A Recurrent Neural Network Approach to Roll Estimation for Needle Steering
This addresses the challenge of accurate needle steering for medical procedures, but it is incremental as it applies an existing neural network method to a specific domain problem.
The paper tackled the problem of estimating needle tip orientation for steerable needles in minimally-invasive therapy, proposing a model-free LSTM neural network approach that achieved significantly lower targeting errors compared to an Extended Kalman Filter in gelatin and ex vivo ovine brain tissue.

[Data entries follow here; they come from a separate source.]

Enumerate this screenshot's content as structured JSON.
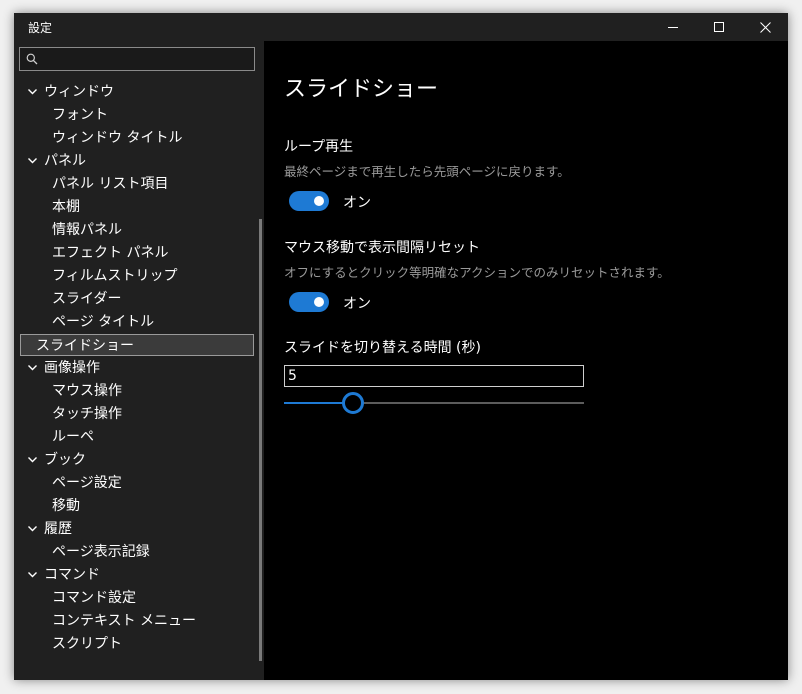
{
  "window": {
    "title": "設定"
  },
  "search": {
    "placeholder": ""
  },
  "tree": [
    {
      "label": "ウィンドウ",
      "level": 0
    },
    {
      "label": "フォント",
      "level": 1
    },
    {
      "label": "ウィンドウ タイトル",
      "level": 1
    },
    {
      "label": "パネル",
      "level": 0
    },
    {
      "label": "パネル リスト項目",
      "level": 1
    },
    {
      "label": "本棚",
      "level": 1
    },
    {
      "label": "情報パネル",
      "level": 1
    },
    {
      "label": "エフェクト パネル",
      "level": 1
    },
    {
      "label": "フィルムストリップ",
      "level": 1
    },
    {
      "label": "スライダー",
      "level": 1
    },
    {
      "label": "ページ タイトル",
      "level": 1
    },
    {
      "label": "スライドショー",
      "level": 0,
      "selected": true
    },
    {
      "label": "画像操作",
      "level": 0
    },
    {
      "label": "マウス操作",
      "level": 1
    },
    {
      "label": "タッチ操作",
      "level": 1
    },
    {
      "label": "ルーペ",
      "level": 1
    },
    {
      "label": "ブック",
      "level": 0
    },
    {
      "label": "ページ設定",
      "level": 1
    },
    {
      "label": "移動",
      "level": 1
    },
    {
      "label": "履歴",
      "level": 0
    },
    {
      "label": "ページ表示記録",
      "level": 1
    },
    {
      "label": "コマンド",
      "level": 0
    },
    {
      "label": "コマンド設定",
      "level": 1
    },
    {
      "label": "コンテキスト メニュー",
      "level": 1
    },
    {
      "label": "スクリプト",
      "level": 1
    }
  ],
  "content": {
    "title": "スライドショー",
    "loop": {
      "heading": "ループ再生",
      "description": "最終ページまで再生したら先頭ページに戻ります。",
      "state_label": "オン",
      "on": true
    },
    "mouse_reset": {
      "heading": "マウス移動で表示間隔リセット",
      "description": "オフにするとクリック等明確なアクションでのみリセットされます。",
      "state_label": "オン",
      "on": true
    },
    "interval": {
      "heading": "スライドを切り替える時間 (秒)",
      "value": "5",
      "slider_fraction": 0.23
    }
  },
  "colors": {
    "accent": "#1e7ad4",
    "sidebar_bg": "#202020",
    "content_bg": "#000000"
  }
}
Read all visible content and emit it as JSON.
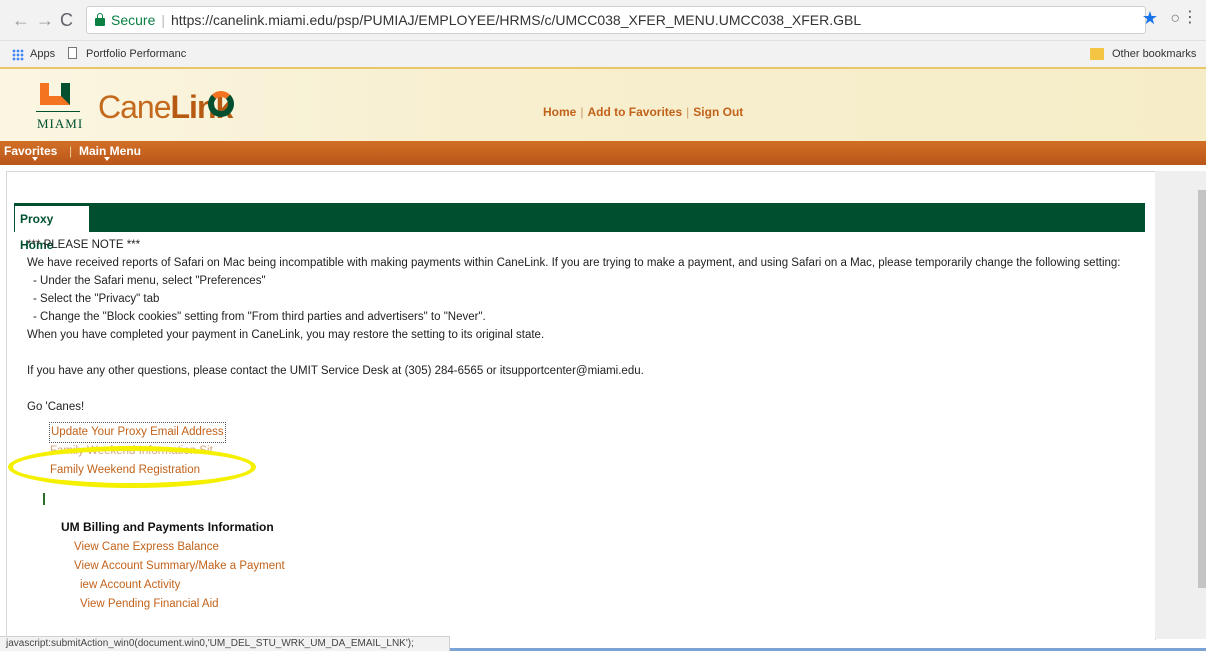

Steerable needles are a promising technology for delivering targeted therapies in the body in a minimally-invasive fashion, as they can curve around anatomical obstacles and hone in on anatomical targets. In order to accurately steer them, controllers must have full knowledge of the needle tip's orientation. However, current sensors either do not provide full orientation information or interfere with the needle's ability to deliver therapy. Further, torsional dynamics can vary and depend on many parameters making steerable needles difficult to accurately model, limiting the effectiveness of traditional observer methods. To overcome these limitations, we propose a model-free, learned-method that leverages LSTM neural networks to estimate the needle tip's orientation online. We validate our method by integrating it into a sliding-mode controller and steering the needle to targets in gelatin and ex vivo ovine brain tissue. We compare our method's performance against an Extended Kalman Filter, a model-based observer, achieving significantly lower targeting errors.